Why do people feel the need to denigrate others to prove that their side of the story is the only one which is right.
I know part of the answer to that, because I know my family better than I would like to know them.
Still, this woman is talking about things she didn’t actually experience first hand, it’s all a story she was told by someone else.
Mind you, she was told the story so many times, she now believes that she lived it.
She also believes that the person who told her the story loved her.
She believes she knew him better than anyone else in the world, but if that were true, she would know that he was incapable of loving anyone
That was one of his biggest frustrations in life, his inability to experience love within himself.
Which is why he chose the two women that he did, because they did not know how to love either.
So the three of them invented a version of love and made it the ultimate version of love. Folie a trois.
They fought viciously over him, he enjoyed that, encouraged it, engineered it, stoked the flames of hate because that was love to him.
And now that he is gone, all they have left is the fight over him, and they will never stop the fight, because they fear life without it.
The fight was exciting, it gave them such high highs and such low lows, a fantasy drug which made life more exciting, made them important.
That’s how he caught them both in his web, with the constant excitement of heightened emotions, a life of never ending drama.
They’ll never get why I don’t want to be involved in the drama, why I don’t pick a side, make it my life purpose to fight and die fighting.
They are not interested in understanding, thus they don’t even try.
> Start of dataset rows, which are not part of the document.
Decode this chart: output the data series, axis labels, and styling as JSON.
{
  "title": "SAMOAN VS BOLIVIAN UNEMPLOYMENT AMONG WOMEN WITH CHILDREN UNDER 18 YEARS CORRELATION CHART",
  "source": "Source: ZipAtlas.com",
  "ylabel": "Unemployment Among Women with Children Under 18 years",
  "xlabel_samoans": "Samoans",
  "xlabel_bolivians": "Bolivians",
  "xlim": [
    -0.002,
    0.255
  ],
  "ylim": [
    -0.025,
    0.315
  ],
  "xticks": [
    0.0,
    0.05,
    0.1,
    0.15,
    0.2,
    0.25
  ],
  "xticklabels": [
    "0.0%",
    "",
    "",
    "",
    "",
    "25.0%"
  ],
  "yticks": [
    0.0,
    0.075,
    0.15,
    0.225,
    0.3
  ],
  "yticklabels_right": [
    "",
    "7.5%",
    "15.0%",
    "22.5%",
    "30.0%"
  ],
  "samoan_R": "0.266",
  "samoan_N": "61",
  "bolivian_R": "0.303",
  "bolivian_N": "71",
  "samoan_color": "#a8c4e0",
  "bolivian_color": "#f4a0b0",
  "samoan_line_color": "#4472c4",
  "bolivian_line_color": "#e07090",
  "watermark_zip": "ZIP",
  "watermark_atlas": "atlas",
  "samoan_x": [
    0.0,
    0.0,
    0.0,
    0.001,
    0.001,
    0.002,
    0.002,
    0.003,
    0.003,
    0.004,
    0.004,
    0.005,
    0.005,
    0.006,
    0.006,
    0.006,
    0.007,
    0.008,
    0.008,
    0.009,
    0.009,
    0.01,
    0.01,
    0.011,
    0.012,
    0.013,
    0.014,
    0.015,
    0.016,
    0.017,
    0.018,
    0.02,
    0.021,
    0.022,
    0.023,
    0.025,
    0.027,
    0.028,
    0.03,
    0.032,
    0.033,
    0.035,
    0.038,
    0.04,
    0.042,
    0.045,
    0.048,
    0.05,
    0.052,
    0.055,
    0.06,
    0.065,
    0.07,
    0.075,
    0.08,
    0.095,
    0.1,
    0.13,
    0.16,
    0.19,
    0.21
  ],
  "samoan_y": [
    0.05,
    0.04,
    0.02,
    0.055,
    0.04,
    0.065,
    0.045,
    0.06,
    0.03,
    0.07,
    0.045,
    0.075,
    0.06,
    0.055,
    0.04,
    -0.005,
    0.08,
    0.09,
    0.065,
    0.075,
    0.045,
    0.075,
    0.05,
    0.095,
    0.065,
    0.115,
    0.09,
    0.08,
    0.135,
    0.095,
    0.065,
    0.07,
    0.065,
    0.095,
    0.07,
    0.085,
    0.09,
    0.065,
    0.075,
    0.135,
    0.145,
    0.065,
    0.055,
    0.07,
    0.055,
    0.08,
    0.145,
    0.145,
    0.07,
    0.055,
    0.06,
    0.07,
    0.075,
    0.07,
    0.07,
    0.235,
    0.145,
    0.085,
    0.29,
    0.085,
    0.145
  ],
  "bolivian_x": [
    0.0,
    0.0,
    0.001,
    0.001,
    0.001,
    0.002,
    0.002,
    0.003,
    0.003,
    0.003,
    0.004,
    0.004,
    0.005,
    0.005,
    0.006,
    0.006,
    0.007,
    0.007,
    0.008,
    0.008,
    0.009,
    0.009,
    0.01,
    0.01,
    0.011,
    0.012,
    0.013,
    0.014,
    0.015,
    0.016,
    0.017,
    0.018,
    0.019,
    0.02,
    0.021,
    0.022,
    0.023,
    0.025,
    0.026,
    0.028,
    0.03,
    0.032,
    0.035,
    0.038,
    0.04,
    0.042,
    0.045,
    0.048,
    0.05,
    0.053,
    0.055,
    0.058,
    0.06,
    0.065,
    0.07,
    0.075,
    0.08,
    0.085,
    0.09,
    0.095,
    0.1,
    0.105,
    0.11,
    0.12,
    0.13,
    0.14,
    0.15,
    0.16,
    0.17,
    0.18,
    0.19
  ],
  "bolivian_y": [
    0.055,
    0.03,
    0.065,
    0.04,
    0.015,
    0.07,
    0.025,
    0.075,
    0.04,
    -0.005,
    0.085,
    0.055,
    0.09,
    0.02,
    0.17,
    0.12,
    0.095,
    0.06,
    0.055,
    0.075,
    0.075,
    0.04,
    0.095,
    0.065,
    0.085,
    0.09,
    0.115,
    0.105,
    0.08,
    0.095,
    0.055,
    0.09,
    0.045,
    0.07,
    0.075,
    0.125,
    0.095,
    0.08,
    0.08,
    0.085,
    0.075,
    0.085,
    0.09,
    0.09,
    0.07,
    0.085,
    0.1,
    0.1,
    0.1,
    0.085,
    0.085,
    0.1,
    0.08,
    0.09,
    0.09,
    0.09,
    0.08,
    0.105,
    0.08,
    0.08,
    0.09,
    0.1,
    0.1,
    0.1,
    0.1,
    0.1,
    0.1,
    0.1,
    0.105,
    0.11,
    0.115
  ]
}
Their view is the only view, and they destroy anyone who doesn’t agree.
Their favourite weapon of destruction is to rip a person who disagrees with them to pieces with very vicious personal attacks.
They will say anything to crush opposition, if you try to defend yourself, then they know they’ve got you, and will go in for the kill.
What they don’t see with me is that they have destroyed me so many times with their words and attacks that I no longer exist in their world.
Their versions of me don’t exist, they never existed, but I did once think I was their versions of me, so I gave those versions life.
When they used to tell me who I was, I used to believe that’s who I was, then one day I woke up from their nightmare, and left their world.
They keep trying to suck me back into it, but once you leave someone else’s nightmare, there is no returning to it.
It’s odd to listen to someone attacking their version of you, knowing they believe that it is you, knowing they will never notice it’s not.
It’s strange when I think about it in retrospect, detached from it, yet tied to it by threads of the past, reminded by things in the now.
I grew up without a strong sense of identity, because my identity changed when their version of me changed to justify a new story they told.
One moment I was a genius, then an idiot, then very evil, then extremely good, a spoiled brat, a brainwashed sap, a victim, a victimiser.
And on and on and on until I was everything, everyone, nothing and no one.
It made me realise that we can convince ourselves of any identity we choose, and become that for as long as we believe that as our reality.
And we put a lot of effort into creating and maintaining our identity of choice, even when someone else chooses that identity for us.
I’ve spent a lot of my life trying to figure out who the real me was, desperate to have a real identity because it seemed vital to have one.
When I couldn’t find a real me, I gave up looking and just relaxed about it. Strangely enough I still exist even without a definite identity
Sometimes the best way to find yourself, the real you, is to stop looking, because you’re right here.
And you don’t have to prove who you are, because there is nothing to prove, you are you, and that’s that.
Yet who you are is fluid, not fixed, it moves with you, through you, in everything you say and do, it learns, changes, and evolves.”